Woke up in: Munich
Worked in: Hamburg
Fell asleep: On a train bound for Nuremberg
Postcard: Adrian Romo considers himself a reasonable person, so he understands that while Mexico may be the seeded team in Group D, it might not be the favorite.
"It's a pretty tough group," said the Leon, Mexico native. "We don't know much about Iran and Angola, although I like to play against Portugual because they're a similar team, physically, to Mexico."
That means small, although Mexico -- like Portugal -- are technically superior than most teams they face.
Which is why it's unusual that it, in Ricardo La Volpe, has a coach that tells the Mexican people that how much skill they lack.
"I personally don't like it," said Romo, who doesn't personally mind the Brazilian and the Argentinean La Volpe has "naturalized" into the team so much as he dislikes its potential for limiting opportunities for Mexican-born players.
Of course, he was a player with dreams once . Didn't make it with a third division team near his hometown.

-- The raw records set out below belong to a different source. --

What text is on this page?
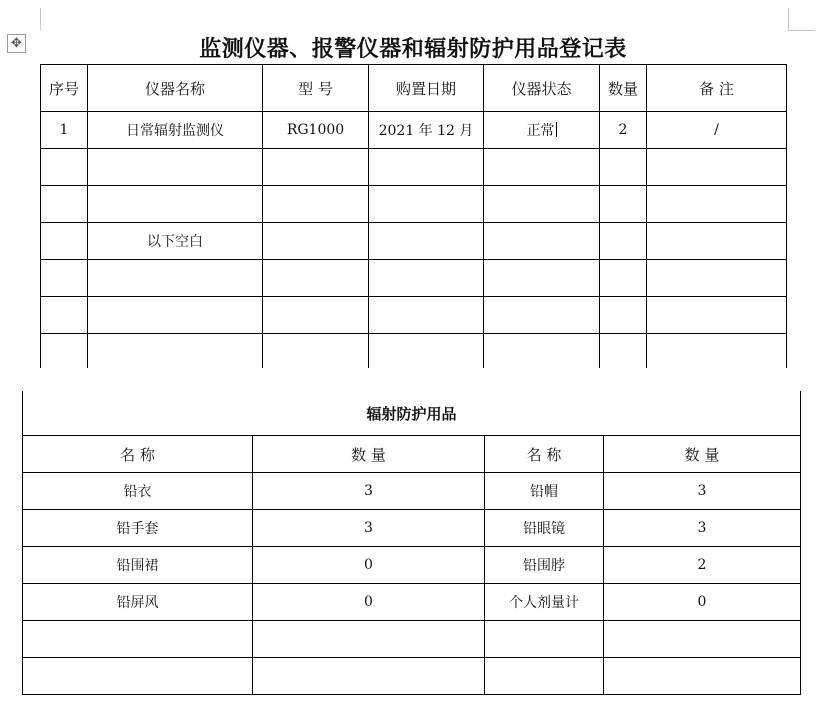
✥	监测仪器、报警仪器和辐射防护用品登记表
序号	仪器名称	型 号	购置日期	仪器状态	数量	备 注
1	日常辐射监测仪	RG1000	2021 年 12 月	正常	2	/

	以下空白					

辐射防护用品			
名 称	数 量	名 称	数 量
铅衣	3	铅帽	3
铅手套	3	铅眼镜	3
铅围裙	0	铅围脖	2
铅屏风	0	个人剂量计	0
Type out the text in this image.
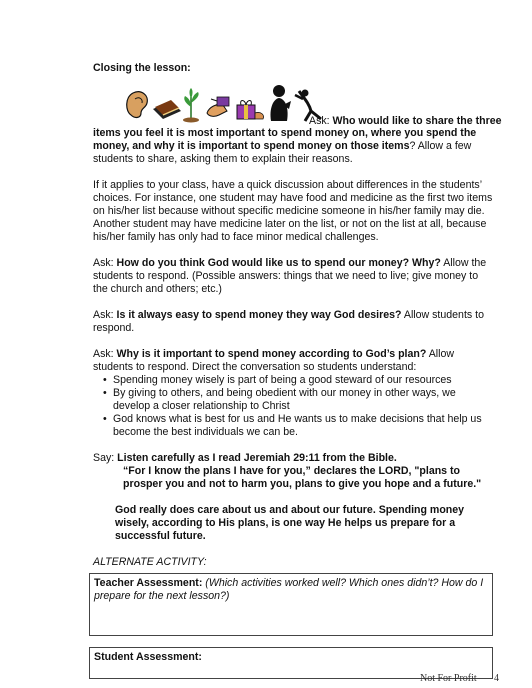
Closing the lesson:

Ask: Who would like to share the three

items you feel it is most important to spend money on, where you spend the money, and why it is important to spend money on those items? Allow a few students to share, asking them to explain their reasons.

If it applies to your class, have a quick discussion about differences in the students’ choices. For instance, one student may have food and medicine as the first two items on his/her list because without specific medicine someone in his/her family may die. Another student may have medicine later on the list, or not on the list at all, because his/her family has only had to face minor medical challenges.

Ask: How do you think God would like us to spend our money? Why? Allow the students to respond. (Possible answers: things that we need to live; give money to the church and others; etc.)

Ask: Is it always easy to spend money they way God desires? Allow students to respond.

Ask: Why is it important to spend money according to God’s plan? Allow students to respond. Direct the conversation so students understand:

• Spending money wisely is part of being a good steward of our resources
• By giving to others, and being obedient with our money in other ways, we develop a closer relationship to Christ
• God knows what is best for us and He wants us to make decisions that help us become the best individuals we can be.

Say: Listen carefully as I read Jeremiah 29:11 from the Bible.

“For I know the plans I have for you,” declares the LORD, "plans to prosper you and not to harm you, plans to give you hope and a future."

God really does care about us and about our future. Spending money wisely, according to His plans, is one way He helps us prepare for a successful future.

ALTERNATE ACTIVITY:

Teacher Assessment: (Which activities worked well? Which ones didn’t? How do I prepare for the next lesson?)
Student Assessment:
Not For Profit 4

Probably like many of the tens of thousands of Mexicans who are everywhere in Germany this month.
Especially in the southeast, where green, red and white was the third most popular color combination at the World Cup opener Friday.

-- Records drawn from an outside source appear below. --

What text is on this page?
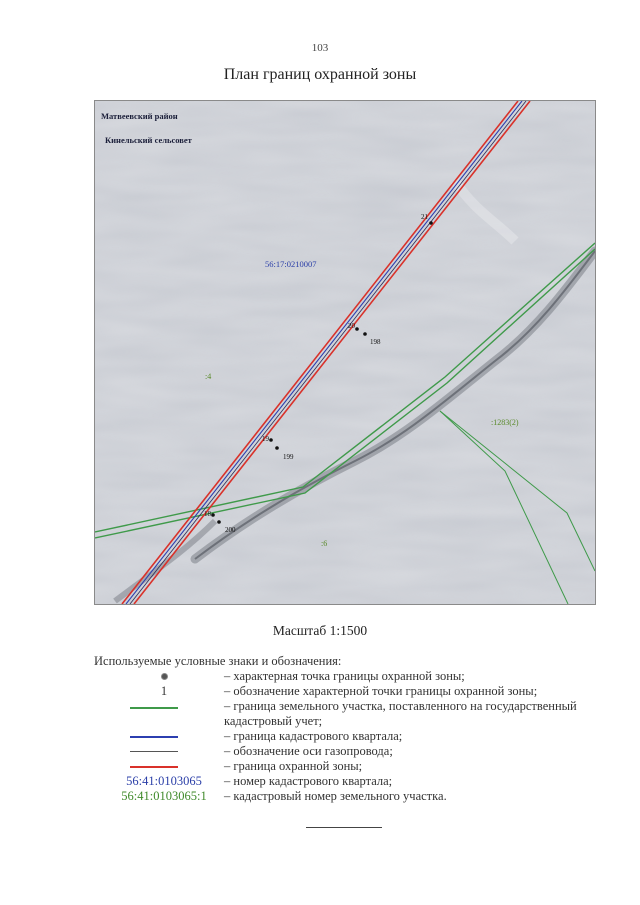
103
План границ охранной зоны
21
20
198
19
199
18
200
Матвеевский район
Кинельский сельсовет
56:17:0210007
:4
:6
:1283(2)
Масштаб 1:1500
Используемые условные знаки и обозначения:
– характерная точка границы охранной зоны;
1	– обозначение характерной точки границы охранной зоны;
– граница земельного участка, поставленного на государственный кадастровый учет;
– граница кадастрового квартала;
– обозначение оси газопровода;
– граница охранной зоны;
56:41:0103065	– номер кадастрового квартала;
56:41:0103065:1	– кадастровый номер земельного участка.
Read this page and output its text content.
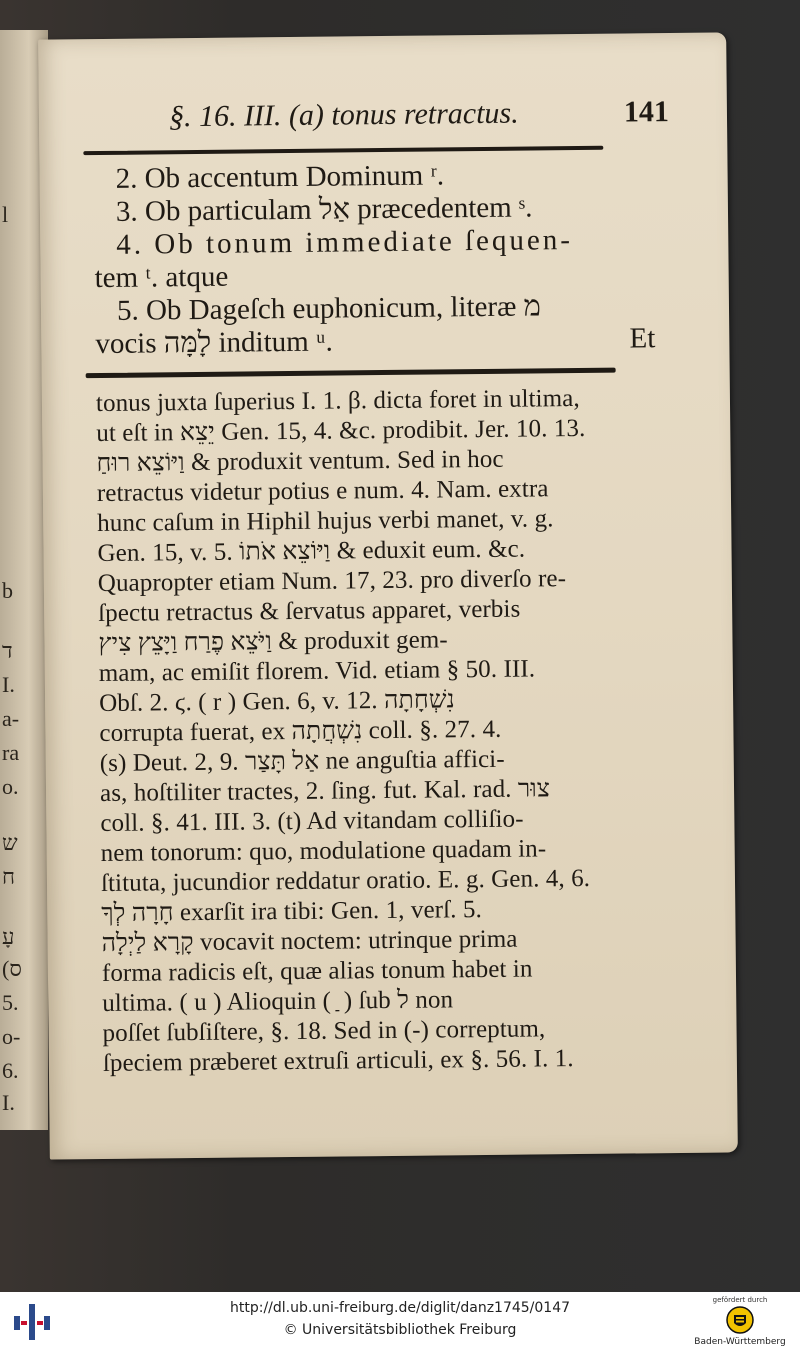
l
b
ד
I.
a-
ra
o.
ש
ח
עָ
(ס
5.
o-
6.
I.
§. 16. III. (a) tonus retractus.	141
2. Ob accentum Dominum ʳ.
3. Ob particulam אַל præcedentem ˢ.
4. Ob tonum immediate ſequen-
tem ᵗ. atque
5. Ob Dageſch euphonicum, literæ מ
vocis לָמָּה inditum ᵘ.	Et
tonus juxta ſuperius I. 1. β. dicta foret in ultima,
ut eſt in יֵצֵא Gen. 15, 4. &c. prodibit. Jer. 10. 13.
וַיּוֹצֵא רוּחַ & produxit ventum. Sed in hoc
retractus videtur potius e num. 4. Nam. extra
hunc caſum in Hiphil hujus verbi manet, v. g.
Gen. 15, v. 5. וַיּוֹצֵא אֹתוֹ & eduxit eum. &c.
Quapropter etiam Num. 17, 23. pro diverſo re-
ſpectu retractus & ſervatus apparet, verbis
וַיֹּצֵא פֶרַח וַיָּצֵץ צִיץ & produxit gem-
mam, ac emiſit florem. Vid. etiam § 50. III.
Obſ. 2. ϛ. ( r ) Gen. 6, v. 12. נִשְׁחָתָה
corrupta fuerat, ex נִשְׁחֲתָה coll. §. 27. 4.
(s) Deut. 2, 9. אַל תָּצַר ne anguſtia affici-
as, hoſtiliter tractes, 2. ſing. fut. Kal. rad. צוּר
coll. §. 41. III. 3. (t) Ad vitandam colliſio-
nem tonorum: quo, modulatione quadam in-
ſtituta, jucundior reddatur oratio. E. g. Gen. 4, 6.
חָרָה לְךָ exarſit ira tibi: Gen. 1, verſ. 5.
קָרָא לַיְלָה vocavit noctem: utrinque prima
forma radicis eſt, quæ alias tonum habet in
ultima. ( u ) Alioquin ( ַ ) ſub ל non
poſſet ſubſiſtere, §. 18. Sed in (-) correptum,
ſpeciem præberet extruſi articuli, ex §. 56. I. 1.
http://dl.ub.uni-freiburg.de/diglit/danz1745/0147
© Universitätsbibliothek Freiburg
gefördert durch
Baden-Württemberg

When Romo looks at this tournament, another combination he sees, interestingly enough, is red, white and blue.
"The U.S. is a tough team," he said. "Nobody may be talking about them right now, but look out."
Romo was in Korea when the two teams met in the tournament's second round four years ago. His memories of that day, from a Mexican perspective, is one of overconfidence.
"It was something very weird in that game," said Romo. "There were a lot of Mexicans talking about the (potential) next game against Germany."
It is a mistake Mexico must not make today against an Iranian team which holds the key to Group D.